Excerpts from Jim Conrad's
Naturalist Newsletter

tarpon fingerlings)

from the March 15, 2015 Newsletter issued from Río Lagartos, on the north-central coast of Yucatán, MÉXICO

In a shallow pool next to the road into Río Lagartos, next to shallow lagoons and mangrove swamps, three-inch-long (8cm), slender, silvery fish were darting about. "Minnows," a Northerner might call them. Some boys from San Felipe thought they were interesting enough to coax into a plastic bag and carry to the restaurant/tour-office building, where our aquarium has become a local attraction. You can see one in the aquarium above.

When Diego saw the little fish he got excited because he offers catch-and-release fly-fishing for Tarpon in the estuary, and he recognized the fish as young Tarpon, MEGALOPS ATLANTICUS, called Sábalos in Spanish. You might be interested in pictures of big Tarpon caught by Diego's customers at http://www.flyfishingyucatan.com/.

Part of what caused Diego's excitement is that, despite Tarpon being considered on the great "game fishes," not much is known about Tarpon spawning. One reason for this lack of information is that Tarpon aren't considered commercially valuable as food fish, so little effort has been made to understand them.

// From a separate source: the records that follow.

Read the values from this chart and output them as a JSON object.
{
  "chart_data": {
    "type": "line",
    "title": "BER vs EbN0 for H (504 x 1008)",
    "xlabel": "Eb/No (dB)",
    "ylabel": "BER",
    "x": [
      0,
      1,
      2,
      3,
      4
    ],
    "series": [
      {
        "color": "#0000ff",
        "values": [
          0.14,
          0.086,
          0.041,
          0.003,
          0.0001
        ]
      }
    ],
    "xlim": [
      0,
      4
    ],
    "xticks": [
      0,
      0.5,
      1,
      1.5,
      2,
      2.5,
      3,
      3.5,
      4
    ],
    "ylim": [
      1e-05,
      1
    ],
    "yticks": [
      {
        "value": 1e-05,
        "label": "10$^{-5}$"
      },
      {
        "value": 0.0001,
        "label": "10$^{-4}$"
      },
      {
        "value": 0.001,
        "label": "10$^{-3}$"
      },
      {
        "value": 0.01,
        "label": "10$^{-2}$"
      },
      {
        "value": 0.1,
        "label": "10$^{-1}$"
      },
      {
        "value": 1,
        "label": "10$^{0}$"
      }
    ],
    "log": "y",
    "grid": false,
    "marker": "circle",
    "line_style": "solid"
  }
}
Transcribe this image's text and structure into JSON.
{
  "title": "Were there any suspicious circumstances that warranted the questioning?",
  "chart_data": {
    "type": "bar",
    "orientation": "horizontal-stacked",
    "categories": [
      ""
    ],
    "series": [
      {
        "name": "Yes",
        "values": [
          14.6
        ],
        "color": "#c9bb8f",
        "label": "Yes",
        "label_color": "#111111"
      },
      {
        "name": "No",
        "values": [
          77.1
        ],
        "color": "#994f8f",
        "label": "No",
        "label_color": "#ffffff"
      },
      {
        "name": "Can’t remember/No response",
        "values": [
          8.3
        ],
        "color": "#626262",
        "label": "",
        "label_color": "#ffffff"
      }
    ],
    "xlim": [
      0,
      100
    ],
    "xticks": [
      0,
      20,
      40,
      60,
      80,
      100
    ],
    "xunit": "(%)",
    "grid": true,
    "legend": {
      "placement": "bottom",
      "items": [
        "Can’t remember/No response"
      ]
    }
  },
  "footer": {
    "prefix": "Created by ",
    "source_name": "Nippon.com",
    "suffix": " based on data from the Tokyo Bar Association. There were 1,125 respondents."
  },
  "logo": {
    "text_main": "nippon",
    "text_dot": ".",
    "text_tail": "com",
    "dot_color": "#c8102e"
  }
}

Tarpon regularly inhabit both sides of the Atlantic Ocean, from Senegal to the Congo on the Atlantic's eastern shores, to the Gulf of Mexico and the Caribbean on the western shores. However, Tarpon range widely, and have been caught as far north as Nova Scotia and as far south as Argentina. Tarpon routinely migrate through the Panama Canal, but haven't been shown to breed in the Pacific Ocean. They tolerate wide ranges in salinity throughout their lives and eat almost anything dead or alive, and their movements seem to be limited mainly by water temperatures. They prefer water temperatures of 72 to 82°F (22-28°C). Below 60°F (15.5°C) they become inactive, and temperatures below 40°F (4.5°C) can be lethal. They're thought to spawn in the Yucatan Channel, which is the strait between Mexico and Cuba connecting the Caribbean with the Gulf of Mexico.

Once the Tarpon were recognized and admired, they were released. It's unlawful to keep Tarpon in aquaria here.